The third reason is the ever faster conversion to a climate-neutral economy with additional taxes and high CO2 prices. Nothing will change that. But that is not enough on its own to keep energy prices at similar highs to current highs.

With delivery bottlenecks, inflation rises

What about the other things that people in Germany buy, the 40 percent of spending on other goods, for example? Or those for services? Groceries are around 4.4 percent more expensive than in the previous year, services 2.4 percent.

But even with these price increases there is again a statistical effect. A large part of the goods is affected by the VAT cut from the previous year. Between July and December 2020 it was 16 percent instead of 19 percent. That led to price cuts last year. Between July and December of this year, VAT is back at the old rate of 19 percent.

So high prices are compared with fairly low prices. This results in a sharp rise in prices, i.e. high inflation. In the coming year, this effect will also disappear again when prices with a VAT of 19 percent are compared with prices with a VAT of 19 percent. To understand this effect, it is sufficient to take a look at the inflation rates before July of this year.

You could stop here and say that high inflation will disappear permanently due to these base effects. But that would not be entirely correct either. After all, it is not just VAT and energy prices that result in higher prices.

Many companies want to produce more again, but they cannot. The producers of many preliminary products cannot keep up with their deliveries. Wood, screws, computer chips – many products are in short supply.

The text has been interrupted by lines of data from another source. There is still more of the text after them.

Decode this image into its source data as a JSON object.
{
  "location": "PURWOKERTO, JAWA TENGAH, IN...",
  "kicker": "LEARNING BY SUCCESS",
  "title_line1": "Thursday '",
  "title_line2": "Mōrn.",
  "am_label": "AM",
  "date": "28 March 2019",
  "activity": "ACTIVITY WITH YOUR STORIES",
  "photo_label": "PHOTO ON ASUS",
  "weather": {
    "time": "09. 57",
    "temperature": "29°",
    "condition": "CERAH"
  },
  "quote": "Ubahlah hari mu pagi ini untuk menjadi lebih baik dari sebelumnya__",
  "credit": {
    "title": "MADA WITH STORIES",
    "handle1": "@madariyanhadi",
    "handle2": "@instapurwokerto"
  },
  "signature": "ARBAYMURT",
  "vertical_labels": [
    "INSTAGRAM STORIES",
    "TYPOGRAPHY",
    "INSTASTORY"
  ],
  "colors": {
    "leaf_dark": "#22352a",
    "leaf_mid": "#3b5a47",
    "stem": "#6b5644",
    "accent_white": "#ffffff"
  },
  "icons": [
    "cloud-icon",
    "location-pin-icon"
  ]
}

There are also not enough ships that can move all these goods around the world. Transport prices from China to Germany have increased almost eightfold. The longer it stays that way, the more manufacturers will pass on the price increases for intermediate products and imported goods to their customers. As a result, prices will also rise in the coming year. But that, too, can change again if the global movement of goods slowly normalizes again in the course of the coming year.

There is no inflation without rising wages

In order for inflation to remain permanently high, inflation would have to drive itself higher and higher, just like a virus spreads when more and more infected people infect more and more healthy people. In the case of inflation, this effect is called the wage-price spiral: prices rise, employees demand higher wages and then prices continue to rise because people spend all their money on scarce goods, whereupon employers raise wages again.

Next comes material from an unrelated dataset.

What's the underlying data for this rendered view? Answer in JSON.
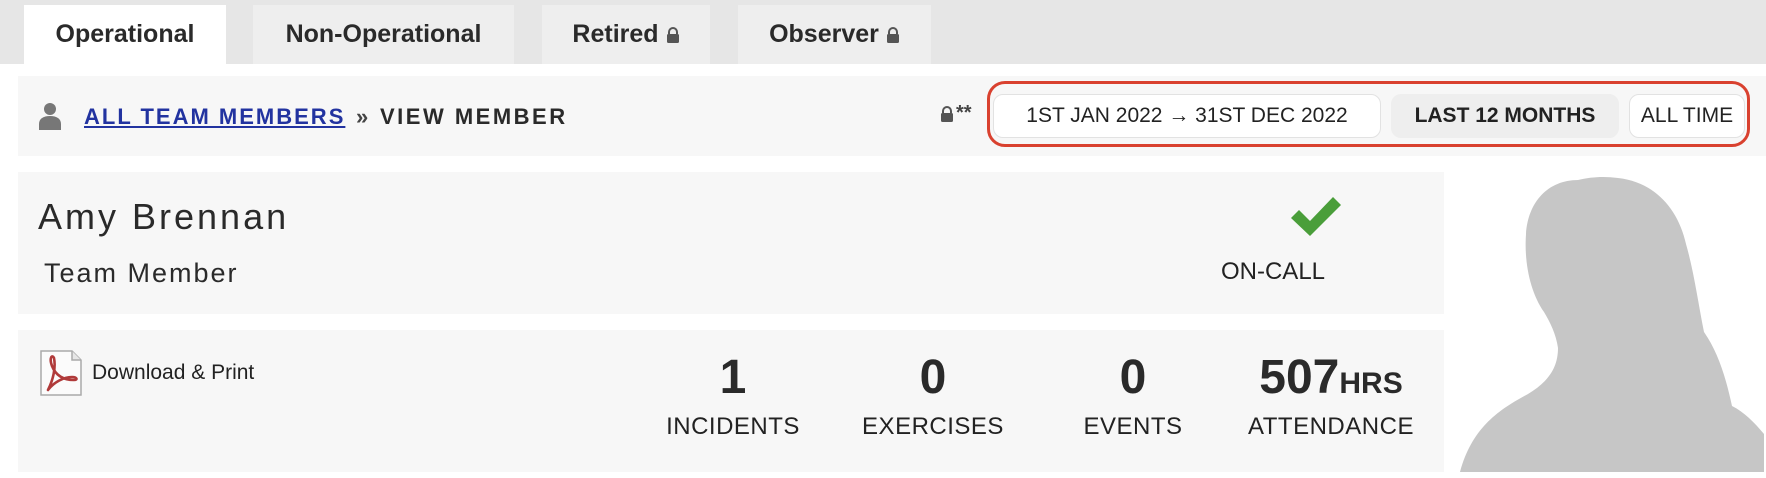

But there are still very few sectors in which employees are scarce. Unemployment is even higher than it was before the crisis. Several hundred thousand people are still on short-time work. In such circumstances, it is difficult for unions to enforce higher wages. Workers tend to be scarce when the baby boomers retire and people are sought across the board and across all sectors. This effect drives inflation, but not this year or early next year.

In a few years’ time, however, it will ensure that wages rise and companies pass on the higher wage costs through higher prices. That could lead to slightly higher inflation over the long term. But that is not an effect that is currently emerging.

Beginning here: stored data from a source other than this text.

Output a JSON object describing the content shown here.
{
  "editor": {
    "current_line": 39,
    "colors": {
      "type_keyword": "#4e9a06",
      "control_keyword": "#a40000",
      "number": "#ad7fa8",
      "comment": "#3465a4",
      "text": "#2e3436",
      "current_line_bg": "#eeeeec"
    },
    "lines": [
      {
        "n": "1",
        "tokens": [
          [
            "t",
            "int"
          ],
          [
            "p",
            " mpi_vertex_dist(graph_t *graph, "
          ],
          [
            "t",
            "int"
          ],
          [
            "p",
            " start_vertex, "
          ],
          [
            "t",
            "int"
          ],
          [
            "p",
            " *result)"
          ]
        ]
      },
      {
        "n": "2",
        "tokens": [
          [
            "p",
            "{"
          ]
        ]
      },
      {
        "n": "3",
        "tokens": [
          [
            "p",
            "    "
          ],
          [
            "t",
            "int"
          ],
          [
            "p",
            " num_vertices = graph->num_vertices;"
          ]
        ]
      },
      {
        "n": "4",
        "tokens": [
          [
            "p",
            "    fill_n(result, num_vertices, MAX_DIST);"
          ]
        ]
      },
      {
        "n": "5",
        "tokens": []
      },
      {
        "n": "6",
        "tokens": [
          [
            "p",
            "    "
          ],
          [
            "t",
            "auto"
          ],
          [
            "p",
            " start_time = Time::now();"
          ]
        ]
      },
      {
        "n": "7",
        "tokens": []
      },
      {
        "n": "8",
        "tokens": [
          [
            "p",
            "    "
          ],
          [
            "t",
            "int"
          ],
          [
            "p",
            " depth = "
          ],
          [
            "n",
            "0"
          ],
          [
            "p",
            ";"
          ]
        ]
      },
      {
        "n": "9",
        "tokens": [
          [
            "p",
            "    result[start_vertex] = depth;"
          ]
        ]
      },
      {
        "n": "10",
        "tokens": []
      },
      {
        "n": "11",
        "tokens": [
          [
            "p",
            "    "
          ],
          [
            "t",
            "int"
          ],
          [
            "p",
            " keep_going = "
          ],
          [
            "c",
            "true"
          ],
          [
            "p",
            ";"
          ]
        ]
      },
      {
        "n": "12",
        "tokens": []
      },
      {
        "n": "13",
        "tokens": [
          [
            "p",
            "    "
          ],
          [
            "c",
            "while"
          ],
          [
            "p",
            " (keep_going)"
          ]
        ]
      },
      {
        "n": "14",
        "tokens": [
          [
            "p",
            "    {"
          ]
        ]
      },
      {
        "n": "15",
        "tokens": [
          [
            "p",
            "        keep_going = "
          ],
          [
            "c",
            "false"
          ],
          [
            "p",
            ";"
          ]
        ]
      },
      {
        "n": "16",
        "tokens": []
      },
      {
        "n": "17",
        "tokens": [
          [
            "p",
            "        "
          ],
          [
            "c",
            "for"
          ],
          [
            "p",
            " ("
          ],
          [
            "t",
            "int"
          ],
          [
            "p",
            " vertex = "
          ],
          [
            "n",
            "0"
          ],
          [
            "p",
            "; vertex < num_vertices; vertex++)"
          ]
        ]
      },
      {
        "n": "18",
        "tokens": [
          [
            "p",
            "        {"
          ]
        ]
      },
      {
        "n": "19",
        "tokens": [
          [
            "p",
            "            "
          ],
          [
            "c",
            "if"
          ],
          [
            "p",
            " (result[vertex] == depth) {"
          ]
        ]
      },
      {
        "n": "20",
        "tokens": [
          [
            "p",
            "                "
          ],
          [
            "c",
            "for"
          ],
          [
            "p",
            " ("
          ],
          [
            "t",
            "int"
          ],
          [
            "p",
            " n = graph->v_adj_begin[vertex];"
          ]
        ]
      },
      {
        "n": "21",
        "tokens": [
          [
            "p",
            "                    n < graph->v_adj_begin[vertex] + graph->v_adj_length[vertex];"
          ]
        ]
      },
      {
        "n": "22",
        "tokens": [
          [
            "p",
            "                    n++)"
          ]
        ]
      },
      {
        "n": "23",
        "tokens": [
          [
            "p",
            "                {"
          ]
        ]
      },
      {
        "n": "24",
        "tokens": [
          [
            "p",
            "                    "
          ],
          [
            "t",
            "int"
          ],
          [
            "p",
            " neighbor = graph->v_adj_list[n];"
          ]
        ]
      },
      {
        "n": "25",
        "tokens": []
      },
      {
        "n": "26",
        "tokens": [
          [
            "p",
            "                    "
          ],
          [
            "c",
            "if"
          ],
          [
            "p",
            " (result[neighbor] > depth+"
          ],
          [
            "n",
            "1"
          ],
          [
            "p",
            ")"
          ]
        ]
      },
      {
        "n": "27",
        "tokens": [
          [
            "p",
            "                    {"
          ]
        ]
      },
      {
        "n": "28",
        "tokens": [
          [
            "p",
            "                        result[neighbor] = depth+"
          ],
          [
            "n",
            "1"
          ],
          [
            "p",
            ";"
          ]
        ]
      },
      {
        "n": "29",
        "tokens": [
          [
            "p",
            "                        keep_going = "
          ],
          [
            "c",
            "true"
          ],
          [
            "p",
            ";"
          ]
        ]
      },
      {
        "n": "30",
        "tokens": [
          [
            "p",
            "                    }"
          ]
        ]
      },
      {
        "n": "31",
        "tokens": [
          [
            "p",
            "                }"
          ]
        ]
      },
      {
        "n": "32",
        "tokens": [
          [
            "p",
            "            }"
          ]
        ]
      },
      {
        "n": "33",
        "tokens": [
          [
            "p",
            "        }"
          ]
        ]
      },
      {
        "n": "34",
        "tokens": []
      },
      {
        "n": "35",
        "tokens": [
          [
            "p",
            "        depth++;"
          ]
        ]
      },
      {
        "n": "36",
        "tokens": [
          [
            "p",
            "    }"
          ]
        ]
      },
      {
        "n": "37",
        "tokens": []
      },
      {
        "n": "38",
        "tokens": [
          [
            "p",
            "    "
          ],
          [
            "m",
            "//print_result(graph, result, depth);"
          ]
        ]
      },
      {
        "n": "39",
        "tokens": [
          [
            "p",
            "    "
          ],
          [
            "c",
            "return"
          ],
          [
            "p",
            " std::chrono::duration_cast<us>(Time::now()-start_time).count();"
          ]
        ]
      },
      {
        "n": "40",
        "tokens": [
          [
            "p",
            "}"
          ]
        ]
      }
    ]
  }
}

In addition, just as society can fight the spread of a virus with lockdowns or vaccinations, the ECB could keep inflation in check with a tighter monetary policy if a wage-price spiral really starts. It is not currently doing this, which quickly leads many commentators to criticize the ECB. But that’s okay too: The ECB can do little to counter inflation caused by supply bottlenecks or tax increases, but it could stifle the upswing as it did after the financial crisis. She will hardly do that.

We will therefore have to live with high inflation rates for a few more months, but almost everything indicates that inflation will fall again in the coming year. Zero percent or one percent inflation may no longer be an option, but rather inflation above two percent. It is not dangerous. Above all, however, it is not an unchecked upward trend.